Saturday, March 20, 2010

"Repo Men" (2010) - Movie Review

The recent economy crash has presented the proof of the irresponsibility the system has harnessed. There is healthcare debate and capitalism cataclysm, put them together and it is “Repo Men”. A bloody, violent and a grotesque poetry which turns around at the tip of its presentation to rethink the whole film. The film began as the regular thriller. That means a very early prediction from my side on why the final job of the seasoned repo man Remy (Jude Law) back fired. It reclined further into another cruise control of a familiar plot line of the bad man hesitating to be on the opposite side of his job. Finally it became the gore fest it very much wanted to be and left me disgusted and at the same time empathizing the objective of it. And then, it offers a piece of information which put me in disarray, not confusion.

Jude Law lives in this more corrupted society where people are offered the choice of their life time with their entire life to pay for. Frank (Liev Schrieber) is a methodical sales man and a boss man for this team of mercenary. Remy and his childhood buddy Jake (Forest Whitaker) are a great team and have enormous fun doing this reclamation when the buyers skip bills. Soon there are more repossessions than actual sale. Remy’s wife (Carice van Houten) has had enough of this sickening job and has been bugging Remy forever for him to move into a docile department. He decides finally with lot of opposition from his friend Frank. One last job puts him in the position to get an artificial heart and now he is in the system. He cannot see his job of retrieving property the same as he conveniently used to.

There is essentially not even a speck of originality in this transformation. The transformation though has been the single most driving factor for understanding cultures in “Dances in the Wolves” and the CGI aliens in the not so impressive “Avatar”. The protagonist generally is in the dark side and makes a shift by literally been put in his/her victim’s shoes. The denial dims as the regret and guilt swallows themselves up. All is left is to fight the system back. Many of these steps have been a flow chart process. Still great directors get it. They not alone makes their lead character take the place but make the audience take it along with them. “Repo Men” is not much about that process . It has a different agenda which we realize in the end.

The cast here is ideal for a film that begins with disaster written over it. Jude Law as this English man living in the futuristic US is deeply devilish with a vigour and becomes a sympathetic man when we leave the theatre. Forest Whitaker is active, animated and makes Jake a lovable troublesome friend. He makes Jake not completely evil but with a touch of human and a possessive child in an adult body. And what can we say about Liev Schrieber, an equivalent charismatic man as Aaron Eckhart in “Thank you for Smoking” and to act out a deservingly hatable Frank.

The film sinks as it sails along to reach the inevitable destination of poor film making. At least it appeared so and it also takes the trouble of giving more reasons to flinch and wonder how much farther they are going to take this blood fountain. In the final act of Remy and his new love Beth (Alice Braga), similar to the “Old Boy” styled stunt with slice, chop, cut, stomp with distasteful sharp objects, they enter this server room (there is always a server room) to delete their accounts. Alas, they do not have a keyboard but a scanner. Director Miguel Sapochnik then goes into the darkest poetry you fathomed and begins love, flesh (literal) and organs being dug into the live body.

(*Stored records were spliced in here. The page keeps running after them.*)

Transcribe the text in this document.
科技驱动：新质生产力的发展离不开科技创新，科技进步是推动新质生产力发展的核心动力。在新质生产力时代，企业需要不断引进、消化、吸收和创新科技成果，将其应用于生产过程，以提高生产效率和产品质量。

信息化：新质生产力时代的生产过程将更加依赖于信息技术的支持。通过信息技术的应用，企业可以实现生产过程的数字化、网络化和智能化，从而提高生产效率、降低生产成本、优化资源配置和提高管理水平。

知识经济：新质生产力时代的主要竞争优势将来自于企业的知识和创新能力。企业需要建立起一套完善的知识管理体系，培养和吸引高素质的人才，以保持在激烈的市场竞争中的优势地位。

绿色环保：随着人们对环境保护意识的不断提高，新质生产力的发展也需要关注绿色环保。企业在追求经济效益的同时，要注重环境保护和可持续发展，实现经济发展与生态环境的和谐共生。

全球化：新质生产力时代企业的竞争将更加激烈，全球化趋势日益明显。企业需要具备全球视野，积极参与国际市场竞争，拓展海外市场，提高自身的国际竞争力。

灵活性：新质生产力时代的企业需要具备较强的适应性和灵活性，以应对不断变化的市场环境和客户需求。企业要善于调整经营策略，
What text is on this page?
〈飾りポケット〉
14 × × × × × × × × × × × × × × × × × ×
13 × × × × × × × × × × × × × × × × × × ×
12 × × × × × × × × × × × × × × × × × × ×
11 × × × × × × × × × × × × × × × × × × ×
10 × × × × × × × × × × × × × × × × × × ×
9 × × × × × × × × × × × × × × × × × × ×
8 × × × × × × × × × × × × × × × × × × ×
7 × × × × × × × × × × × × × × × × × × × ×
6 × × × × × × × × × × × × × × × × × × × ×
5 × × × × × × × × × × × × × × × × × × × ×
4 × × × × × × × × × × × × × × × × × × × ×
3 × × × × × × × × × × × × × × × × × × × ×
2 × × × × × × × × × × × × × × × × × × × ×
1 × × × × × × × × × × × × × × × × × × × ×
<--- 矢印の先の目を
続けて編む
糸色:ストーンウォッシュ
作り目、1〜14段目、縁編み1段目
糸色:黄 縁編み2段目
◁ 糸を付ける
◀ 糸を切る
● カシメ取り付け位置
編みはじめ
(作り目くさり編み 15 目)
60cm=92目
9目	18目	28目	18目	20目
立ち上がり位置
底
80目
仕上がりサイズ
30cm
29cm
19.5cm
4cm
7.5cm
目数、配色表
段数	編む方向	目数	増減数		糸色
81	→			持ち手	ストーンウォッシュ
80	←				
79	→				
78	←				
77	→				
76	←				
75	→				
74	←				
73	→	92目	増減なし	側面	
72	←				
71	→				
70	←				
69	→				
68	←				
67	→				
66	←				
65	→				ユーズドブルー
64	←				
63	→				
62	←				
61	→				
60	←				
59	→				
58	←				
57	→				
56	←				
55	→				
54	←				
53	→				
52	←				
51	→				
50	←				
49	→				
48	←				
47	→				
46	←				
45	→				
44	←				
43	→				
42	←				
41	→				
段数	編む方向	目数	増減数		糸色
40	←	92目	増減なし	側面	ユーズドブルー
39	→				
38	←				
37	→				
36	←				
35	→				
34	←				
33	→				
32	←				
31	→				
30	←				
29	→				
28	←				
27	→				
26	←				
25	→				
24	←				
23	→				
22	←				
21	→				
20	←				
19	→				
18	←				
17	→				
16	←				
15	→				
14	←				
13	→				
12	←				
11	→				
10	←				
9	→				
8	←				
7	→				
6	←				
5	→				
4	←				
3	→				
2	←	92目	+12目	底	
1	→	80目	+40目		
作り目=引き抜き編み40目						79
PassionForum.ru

Then the unthinkable happens, a twist which always was in patches escaping by me makes to rethink major part of the film in a different perspective. In that, everything makes sense and not as a plot filler but a genuine utilization of the twist. It is not a huge surprise of revelation because you know it coming for most part in your subconscious mind. The reevaluation is the whole presentation of the film. Suddenly you see the reasoning for the detail in which Sapochnik went on to paint a flinching para of distasteful poem. The characters that did not make it out of a paper cut from a poster gets a make over.

I am definitely divided in coming up with a solid verdict for “Repo Men”. On one end it is this commercial R-rated entertainer being there to satiate these video game fans and follows the plot structure like several other failed blockbusters. Then there is the ingenuity of the ending and this is definitely me (as much as every review is the subjective opinion of myself). Now I cannot recommend for the unimpressive presentation and at the same time I want to recommend because the director makes an artistic blunder to prove his point. It is as Remy tells in an unexplainable no sense story about a cat being put in a box with a poisonous gas, being in the state of living and dead. “Repo Men” is exactly that.